[libvirt-jenkins-ci PATCH] dco: build and publish a container image for DCO check

Daniel P. Berrangé berrange at redhat.com
Wed Apr 8 15:03:36 UTC 2020


On Wed, Apr 08, 2020 at 04:54:17PM +0200, Andrea Bolognani wrote:
> On Wed, 2020-04-08 at 15:26 +0100, Daniel P. Berrangé wrote:
> > On Wed, Apr 08, 2020 at 04:21:31PM +0200, Andrea Bolognani wrote:
> > > On Wed, 2020-04-08 at 12:54 +0100, Daniel P. Berrangé wrote:
> > > > +    - docker push ${CI_REGISTRY_IMAGE}/${NAME}:${CI_COMMIT_REF_SLUG}
> > > 
> > > I'm not super happy about returning to the image:master naming
> > > convention, because most tooling around containers will expect the
> > > tag name to be 'latest' and we had just recently managed to adopt it
> > > throughout, but of course we need to make sure containers build off
> > > branches do not overwrite the known good image built from master...
> > 
> > We could have conditional logic that changes it to "latest" if
> > $CI_COMMIT_REF_SLUG == "master"
> 
> If that logic doesn't end up being too complicated and hard to
> maintain, I would certainly like that.
> 
> > > I was going to suggest that, once the Jenkins stuff has been removed,
> > > we could rename the repository to lcitool, but maybe we should call
> > > it libvirt-ci instead?
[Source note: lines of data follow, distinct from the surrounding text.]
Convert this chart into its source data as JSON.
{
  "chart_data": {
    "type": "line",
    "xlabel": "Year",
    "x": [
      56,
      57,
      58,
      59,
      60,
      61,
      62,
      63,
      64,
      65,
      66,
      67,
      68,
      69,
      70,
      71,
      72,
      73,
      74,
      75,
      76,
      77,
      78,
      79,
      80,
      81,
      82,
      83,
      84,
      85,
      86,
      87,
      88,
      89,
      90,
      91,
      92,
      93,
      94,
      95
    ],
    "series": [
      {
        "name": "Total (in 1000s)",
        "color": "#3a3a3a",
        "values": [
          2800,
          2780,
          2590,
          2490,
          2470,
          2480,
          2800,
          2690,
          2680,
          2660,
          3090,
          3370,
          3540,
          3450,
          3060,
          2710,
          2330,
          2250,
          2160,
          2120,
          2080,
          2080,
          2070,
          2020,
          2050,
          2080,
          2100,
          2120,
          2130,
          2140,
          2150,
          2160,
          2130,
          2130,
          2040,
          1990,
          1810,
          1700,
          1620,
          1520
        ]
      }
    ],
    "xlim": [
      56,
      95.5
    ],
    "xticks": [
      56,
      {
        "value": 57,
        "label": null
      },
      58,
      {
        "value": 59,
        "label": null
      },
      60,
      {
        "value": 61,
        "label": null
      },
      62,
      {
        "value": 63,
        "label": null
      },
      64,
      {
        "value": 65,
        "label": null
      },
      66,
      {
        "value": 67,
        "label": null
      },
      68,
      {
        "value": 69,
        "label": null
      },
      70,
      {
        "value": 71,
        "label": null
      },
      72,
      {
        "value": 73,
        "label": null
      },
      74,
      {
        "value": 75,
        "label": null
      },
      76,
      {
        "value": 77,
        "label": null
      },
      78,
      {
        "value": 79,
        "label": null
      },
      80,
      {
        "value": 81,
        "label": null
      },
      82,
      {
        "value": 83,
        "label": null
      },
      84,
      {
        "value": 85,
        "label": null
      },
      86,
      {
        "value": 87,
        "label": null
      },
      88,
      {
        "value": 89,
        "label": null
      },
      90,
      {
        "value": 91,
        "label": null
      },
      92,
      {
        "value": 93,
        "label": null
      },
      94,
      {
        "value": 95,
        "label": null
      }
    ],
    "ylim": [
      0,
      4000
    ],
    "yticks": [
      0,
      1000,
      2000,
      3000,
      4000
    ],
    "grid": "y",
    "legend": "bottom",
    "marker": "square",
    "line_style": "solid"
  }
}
Or even just ci for that matter: we already
> > > have a number of non-prefixed repositories, and if they contain
> > > internal tools rather than projects that are intended to be released
> > > and distributed I think that's perfectly fine and if anything
> > > highlights the distinction.
> > 
> > Yeah, I was about to suggest that we just rename this to "libvirt-ci",
> > and accept the short term pain for people with broken URLs.
> > 
> > It is highly desirable to avoid very short, generic names like "ci",
> > because when you fork a repo into your own namespace, the repo names
> > must match and thus you risk a clash if you've forked a repo called
> > "ci" from an unrelated project.
> 
> I think that boat has sailed already... If you look, for example, at
> 
>   https://github.com/kubernetes/
>   https://github.com/kubevirt/
>   https://github.com/kata-containers/
> 
> you'll see that a lot of the repositories living in those
> organizations have pretty generic names, so much so that you can
> already spot conflicts at first glance, plus as I said we have

Since they clearly have issues, we shouldn't follow their bad
example.

> stuff like
> 
>   https://gitlab.com/libvirt/hooks
>   https://gitlab.com/libvirt/scripts
> 
> in our own organization already, so I wouldn't worry too much about
> this.

I consider those few cases in libvirt to be a mistake, but since
we don't actively use those repos I didn't care about them.

This naming clash has hit me several times, so I don't want to
make it worse by creating super generic names for libvirt repos.

> Personally, what I usually do when cloning such a repository is
> rename the clone of $org/$repo to $org-$repo right away and then I
> never have to even think about it again. It's really not a big deal.